This is similar to how some conventional systems operate. Thus,
conventional deduplication, which operates on cached data, might
not be effective to properly group together the blocks 56 from a
single write command 54 larger than a single block. In addition,
the order of the blocks 54 might not be the same as the order in
which they were placed in the write command 54.
[0031] Therefore, as depicted, when deduplication layer 50 operates
on the write cache 60, it makes reference to block metadata 62
stored in connection with each block 56 to logically reorganize the
cached blocks 56 into reconstructed writes 64 with the blocks 56
grouped appropriately and in the appropriate order. For example,
this metadata 62 may include a timestamp, LUN, and LBA for each
block 56. It should be noted that in embodiments in which write
commands 54 are processed atomically for insertion into the write
cache 60 without being divided into sub-commands, this
reconstruction may be omitted.
[0032] Deduplication layer 50 also operates to generate a
representative hash digest 66 for each reconstructed write 64 (or
for each write command 54 if reconstruction is not performed) by
hashing a subset of the data of that write 64. This hashing is done
by applying a hashing algorithm such as, for example, SHA-2. Other
hashing algorithms may be used instead, such as, for example,
SHA-0, SHA-1, SHA-3, and MD5. Such algorithms may provide
bit-depths such as 128 bits, 160 bits, 172 bits, 224 bits, 256
bits, 384 bits, and 512 bits, for example. Preferably an advanced
hashing algorithm with a high bit-depth is used to ensure a low
probability of hash collisions.
[0033] In some embodiments, the subset of the data that is hashed
to generate the representative hash digest 66 is the first block 56
of each reconstructed write 64 (e.g., block 56(1) for reconstructed
write 64(a); block 56(5) for reconstructed write 64(b), etc.). In
other embodiments, the subset that is hashed to generate the
representative hash digest 66 is the first sector (e.g., the first
512 bytes) of each reconstructed write 64. In other embodiments,
the subset that is hashed to generate the representative hash
digest 66 is a concatenation of the first and last blocks 56 of
each reconstructed write 64 (e.g., a concatenation of blocks 56(1)
and 56(4) for reconstructed write 64(a); a concatenation of blocks
56(5) and 56(8) for reconstructed write 64(b), etc.).
[0034] In some embodiments, in addition to generating a
representative hash digest 66 for each reconstructed write 64,
deduplication layer 50 may also generate a secondary digest 66' for
some of the reconstructed writes 64 using a different subset. Thus,
as depicted, secondary digest 66' is generated by hashing the last
block 56 of each reconstructed write 64 (e.g., block 56(4) for
reconstructed write 64(a); block 56(8) for reconstructed write
64(b), etc.).
[0035] Deduplication layer 50 looks up the representative hash
digest 66 of each reconstructed write 64 in one or more of the
digest DBs 70 in order to decide if the data of that reconstructed
write 64 can be deduplicated with respect to previously-written
data.
[0036] As depicted, there are four digest DBs 70(I), 70(II),
70(III), 70(IV), although there may be more or fewer in other
embodiments.
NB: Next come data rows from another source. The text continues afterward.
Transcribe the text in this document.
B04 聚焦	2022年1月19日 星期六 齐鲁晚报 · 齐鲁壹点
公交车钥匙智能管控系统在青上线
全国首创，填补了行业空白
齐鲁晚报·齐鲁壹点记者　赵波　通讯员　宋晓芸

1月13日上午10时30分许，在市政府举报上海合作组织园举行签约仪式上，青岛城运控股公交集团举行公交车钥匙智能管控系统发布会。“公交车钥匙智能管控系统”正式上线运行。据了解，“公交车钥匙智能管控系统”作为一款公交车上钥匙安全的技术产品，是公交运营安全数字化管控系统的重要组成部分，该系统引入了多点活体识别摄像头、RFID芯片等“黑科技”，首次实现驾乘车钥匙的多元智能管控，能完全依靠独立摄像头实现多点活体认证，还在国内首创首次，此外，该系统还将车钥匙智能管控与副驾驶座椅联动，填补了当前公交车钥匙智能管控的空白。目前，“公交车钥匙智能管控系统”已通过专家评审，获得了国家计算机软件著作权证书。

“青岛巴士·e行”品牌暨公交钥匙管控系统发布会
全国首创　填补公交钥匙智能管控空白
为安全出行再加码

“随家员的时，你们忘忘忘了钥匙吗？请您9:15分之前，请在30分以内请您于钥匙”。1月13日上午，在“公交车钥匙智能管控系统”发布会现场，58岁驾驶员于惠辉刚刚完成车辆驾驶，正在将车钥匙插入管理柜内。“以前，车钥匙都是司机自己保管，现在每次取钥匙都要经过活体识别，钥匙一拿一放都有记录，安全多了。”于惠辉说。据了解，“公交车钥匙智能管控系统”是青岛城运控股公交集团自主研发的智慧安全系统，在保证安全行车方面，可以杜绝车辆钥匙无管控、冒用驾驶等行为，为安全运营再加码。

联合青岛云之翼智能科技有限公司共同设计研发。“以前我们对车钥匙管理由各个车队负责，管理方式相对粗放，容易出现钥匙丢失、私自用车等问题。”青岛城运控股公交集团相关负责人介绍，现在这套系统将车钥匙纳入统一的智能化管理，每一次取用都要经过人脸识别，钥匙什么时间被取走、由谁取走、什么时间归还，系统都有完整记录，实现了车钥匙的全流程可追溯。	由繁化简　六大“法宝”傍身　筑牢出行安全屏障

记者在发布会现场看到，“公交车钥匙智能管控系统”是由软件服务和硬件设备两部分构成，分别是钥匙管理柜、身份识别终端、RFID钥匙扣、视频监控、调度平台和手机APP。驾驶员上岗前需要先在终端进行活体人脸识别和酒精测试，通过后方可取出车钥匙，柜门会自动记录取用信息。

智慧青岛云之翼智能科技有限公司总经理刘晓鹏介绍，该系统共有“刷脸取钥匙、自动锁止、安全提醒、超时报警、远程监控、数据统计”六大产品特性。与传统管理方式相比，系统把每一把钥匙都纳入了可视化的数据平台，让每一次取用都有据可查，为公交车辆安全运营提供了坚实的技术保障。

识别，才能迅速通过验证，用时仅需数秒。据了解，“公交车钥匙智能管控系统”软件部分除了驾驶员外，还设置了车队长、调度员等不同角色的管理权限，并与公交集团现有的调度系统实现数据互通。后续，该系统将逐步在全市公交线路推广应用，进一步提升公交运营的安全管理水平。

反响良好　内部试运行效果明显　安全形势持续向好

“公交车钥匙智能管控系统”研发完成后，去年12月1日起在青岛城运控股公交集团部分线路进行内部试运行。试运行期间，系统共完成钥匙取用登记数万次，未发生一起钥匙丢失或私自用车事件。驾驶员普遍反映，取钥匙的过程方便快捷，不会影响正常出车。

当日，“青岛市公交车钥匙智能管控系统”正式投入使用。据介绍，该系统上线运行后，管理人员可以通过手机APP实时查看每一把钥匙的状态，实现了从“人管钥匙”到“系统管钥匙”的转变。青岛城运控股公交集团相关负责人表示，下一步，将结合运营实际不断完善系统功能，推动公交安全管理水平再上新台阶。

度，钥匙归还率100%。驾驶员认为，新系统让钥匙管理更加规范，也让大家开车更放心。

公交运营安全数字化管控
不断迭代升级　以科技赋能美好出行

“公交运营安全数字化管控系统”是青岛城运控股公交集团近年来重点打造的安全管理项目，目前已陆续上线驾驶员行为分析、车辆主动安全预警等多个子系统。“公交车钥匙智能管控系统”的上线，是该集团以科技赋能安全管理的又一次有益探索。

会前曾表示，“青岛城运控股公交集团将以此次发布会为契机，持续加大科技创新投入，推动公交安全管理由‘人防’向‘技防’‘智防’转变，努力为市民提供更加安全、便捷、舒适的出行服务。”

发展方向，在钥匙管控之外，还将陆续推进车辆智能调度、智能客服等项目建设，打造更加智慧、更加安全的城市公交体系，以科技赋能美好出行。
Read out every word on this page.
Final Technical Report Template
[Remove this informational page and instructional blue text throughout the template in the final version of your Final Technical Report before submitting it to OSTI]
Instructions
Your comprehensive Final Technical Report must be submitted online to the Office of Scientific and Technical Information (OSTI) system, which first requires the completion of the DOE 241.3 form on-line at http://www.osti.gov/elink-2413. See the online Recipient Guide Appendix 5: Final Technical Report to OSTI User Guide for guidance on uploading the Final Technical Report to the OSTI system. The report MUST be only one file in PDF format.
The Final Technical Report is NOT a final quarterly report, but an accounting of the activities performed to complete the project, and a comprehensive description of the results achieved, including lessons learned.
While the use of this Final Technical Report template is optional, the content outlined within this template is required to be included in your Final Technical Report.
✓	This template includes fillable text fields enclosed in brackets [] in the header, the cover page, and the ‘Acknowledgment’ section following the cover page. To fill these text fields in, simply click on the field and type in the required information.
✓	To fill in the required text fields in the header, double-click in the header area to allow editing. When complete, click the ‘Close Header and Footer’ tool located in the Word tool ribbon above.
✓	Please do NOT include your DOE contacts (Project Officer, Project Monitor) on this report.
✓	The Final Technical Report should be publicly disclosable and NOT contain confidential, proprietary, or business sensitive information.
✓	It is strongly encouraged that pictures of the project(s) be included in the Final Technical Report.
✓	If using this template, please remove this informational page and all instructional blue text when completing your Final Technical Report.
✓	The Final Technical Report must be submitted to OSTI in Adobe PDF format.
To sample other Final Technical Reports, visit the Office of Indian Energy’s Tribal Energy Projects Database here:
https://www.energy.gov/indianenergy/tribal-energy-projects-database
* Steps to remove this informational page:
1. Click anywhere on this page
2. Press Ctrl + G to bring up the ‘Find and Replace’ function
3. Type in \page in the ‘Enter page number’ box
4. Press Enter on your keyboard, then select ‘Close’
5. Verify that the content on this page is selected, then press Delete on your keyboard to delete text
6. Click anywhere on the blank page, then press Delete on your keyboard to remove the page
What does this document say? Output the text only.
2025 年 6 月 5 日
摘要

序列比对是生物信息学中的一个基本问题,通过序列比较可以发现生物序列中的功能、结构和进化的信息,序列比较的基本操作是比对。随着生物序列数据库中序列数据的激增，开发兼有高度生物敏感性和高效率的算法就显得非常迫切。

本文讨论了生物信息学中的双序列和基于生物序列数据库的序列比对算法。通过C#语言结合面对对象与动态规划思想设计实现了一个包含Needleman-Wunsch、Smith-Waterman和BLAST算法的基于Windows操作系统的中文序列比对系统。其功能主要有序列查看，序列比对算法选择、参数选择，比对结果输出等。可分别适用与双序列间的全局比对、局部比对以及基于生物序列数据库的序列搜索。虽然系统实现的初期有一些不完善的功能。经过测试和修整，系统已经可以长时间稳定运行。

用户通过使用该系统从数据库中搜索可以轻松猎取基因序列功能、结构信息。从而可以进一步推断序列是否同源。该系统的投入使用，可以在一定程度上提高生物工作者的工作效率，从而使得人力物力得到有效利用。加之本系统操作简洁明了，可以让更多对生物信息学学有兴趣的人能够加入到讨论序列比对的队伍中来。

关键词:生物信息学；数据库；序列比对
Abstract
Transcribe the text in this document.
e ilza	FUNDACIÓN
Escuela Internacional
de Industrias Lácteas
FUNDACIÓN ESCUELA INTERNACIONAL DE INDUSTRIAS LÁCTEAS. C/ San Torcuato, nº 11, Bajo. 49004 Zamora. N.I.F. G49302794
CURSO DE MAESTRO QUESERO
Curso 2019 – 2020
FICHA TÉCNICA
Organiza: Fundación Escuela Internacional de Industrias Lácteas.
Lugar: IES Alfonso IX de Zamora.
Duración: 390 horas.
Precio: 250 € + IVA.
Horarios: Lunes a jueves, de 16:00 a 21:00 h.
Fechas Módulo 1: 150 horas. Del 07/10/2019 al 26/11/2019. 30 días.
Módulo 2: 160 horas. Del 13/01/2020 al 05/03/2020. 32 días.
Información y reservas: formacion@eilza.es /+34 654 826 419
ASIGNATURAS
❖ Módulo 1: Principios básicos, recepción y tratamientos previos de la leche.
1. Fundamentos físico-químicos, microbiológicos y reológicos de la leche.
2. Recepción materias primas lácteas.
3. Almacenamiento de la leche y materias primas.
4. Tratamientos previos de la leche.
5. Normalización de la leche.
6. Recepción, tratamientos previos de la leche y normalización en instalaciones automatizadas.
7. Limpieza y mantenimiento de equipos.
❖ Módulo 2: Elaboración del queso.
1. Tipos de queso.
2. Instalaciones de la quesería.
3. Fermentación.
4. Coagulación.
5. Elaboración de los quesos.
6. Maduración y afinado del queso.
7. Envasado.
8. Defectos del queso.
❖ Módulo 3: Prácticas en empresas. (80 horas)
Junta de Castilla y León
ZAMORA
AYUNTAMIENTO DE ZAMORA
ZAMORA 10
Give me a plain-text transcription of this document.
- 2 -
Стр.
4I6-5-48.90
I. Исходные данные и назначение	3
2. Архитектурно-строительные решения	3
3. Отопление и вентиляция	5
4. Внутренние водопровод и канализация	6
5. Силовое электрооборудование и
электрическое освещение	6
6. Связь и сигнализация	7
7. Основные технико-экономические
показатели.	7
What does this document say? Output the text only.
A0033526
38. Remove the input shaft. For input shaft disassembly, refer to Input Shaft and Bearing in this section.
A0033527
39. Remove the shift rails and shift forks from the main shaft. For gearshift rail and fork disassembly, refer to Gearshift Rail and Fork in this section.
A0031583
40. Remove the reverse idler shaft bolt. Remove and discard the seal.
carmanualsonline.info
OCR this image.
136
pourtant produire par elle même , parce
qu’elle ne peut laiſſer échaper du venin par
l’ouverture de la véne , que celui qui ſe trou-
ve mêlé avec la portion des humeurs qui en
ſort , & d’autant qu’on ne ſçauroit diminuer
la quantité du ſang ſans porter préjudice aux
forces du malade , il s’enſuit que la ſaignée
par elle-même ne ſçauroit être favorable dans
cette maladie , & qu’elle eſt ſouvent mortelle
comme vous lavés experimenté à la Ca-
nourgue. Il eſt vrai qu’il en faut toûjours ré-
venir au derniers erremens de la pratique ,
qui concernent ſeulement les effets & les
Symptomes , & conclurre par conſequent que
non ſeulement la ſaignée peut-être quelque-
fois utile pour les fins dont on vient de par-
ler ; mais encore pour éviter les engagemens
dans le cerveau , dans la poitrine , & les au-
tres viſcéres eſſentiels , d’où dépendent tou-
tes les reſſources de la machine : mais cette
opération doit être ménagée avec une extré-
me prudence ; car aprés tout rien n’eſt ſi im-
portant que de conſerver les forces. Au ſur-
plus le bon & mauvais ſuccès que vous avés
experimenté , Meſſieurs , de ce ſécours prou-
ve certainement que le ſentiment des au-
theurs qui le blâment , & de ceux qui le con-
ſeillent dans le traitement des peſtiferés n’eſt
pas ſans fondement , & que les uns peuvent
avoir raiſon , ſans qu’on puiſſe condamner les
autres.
Each digest DB 70 is associated with a particular
chunk size. Thus, as depicted, first digest DB 70(I) is associated
with a chunk size of 8 KB, corresponding to reconstructed writes 64
that contain two data blocks 56. Similarly, second digest DB 70(II)
is associated with a chunk size of 16 KB, corresponding to
reconstructed writes 64 that contain four data blocks 56; third
digest DB 70(III) is associated with a chunk size of 32 KB,
corresponding to reconstructed writes 64 that contain eight data
blocks 56; and fourth digest DB 70(IV) is associated with a chunk
size of 64 KB, corresponding to reconstructed writes 64 that
contain sixteen data blocks 56. Each deduplication DB 70 (which may
be arranged as a key-value store) stores a set of entries (not
depicted), each of which maps a digest key to a pointer that points
to the location in persistent storage 32 where data mapped to by
that entry is stored.
[0037] Since reconstructed writes 64(a), 64(b) both contain four
blocks 56, deduplication layer 50 initially looks up their
respective representative hash digests 66(a), 66(b) in second
digest DB 70(II). If a match is found, then additional steps may be
taken to ensure that the match is correct. Thus, in embodiments in
which a secondary digest 66' is used, the secondary digest 66' may
be calculated and compared to the matching entry as a check that
not only does the first block 56 match what was previously stored,
but that the last block 56 matches what was previously stored as
well. In some embodiments, the entire contents of the reconstructed
write 64 are compared to the entire contents of the previously
stored chunk (e.g., bit-by-bit, byte-by-byte, or at some other
granularity, such as by comparing data in 128-byte segments) to
ensure that the chunks are actually the same.
[0038] In some embodiments, in the event that the match is not
correct, the reconstructed write 64 may be broken down into smaller
chunks and then further checking may be performed against the
digest DB or DBs 70 for the corresponding sizes.
[0039] In the event that no proper match is found, deduplication
layer 50 adds a new entry into the appropriate digest DB 70 with
the representative hash digest 66 (and, in some embodiments, the
secondary digest 66') so that it can be deduplicated against in the
future.
[0040] It should be understood that some write commands 54 (e.g.,
54(c)) may contain only a single block 56. Thus, conventional
deduplication may also be performed on the individual data blocks
56 of those write commands 54 with reference to a block-level
deduplication DB (not depicted).
[0041] Eventually, the data blocks 56 that have not been
deduplicated by deduplication layer 50 are flushed to persistent
storage (although they may also be retained within cache as "clean"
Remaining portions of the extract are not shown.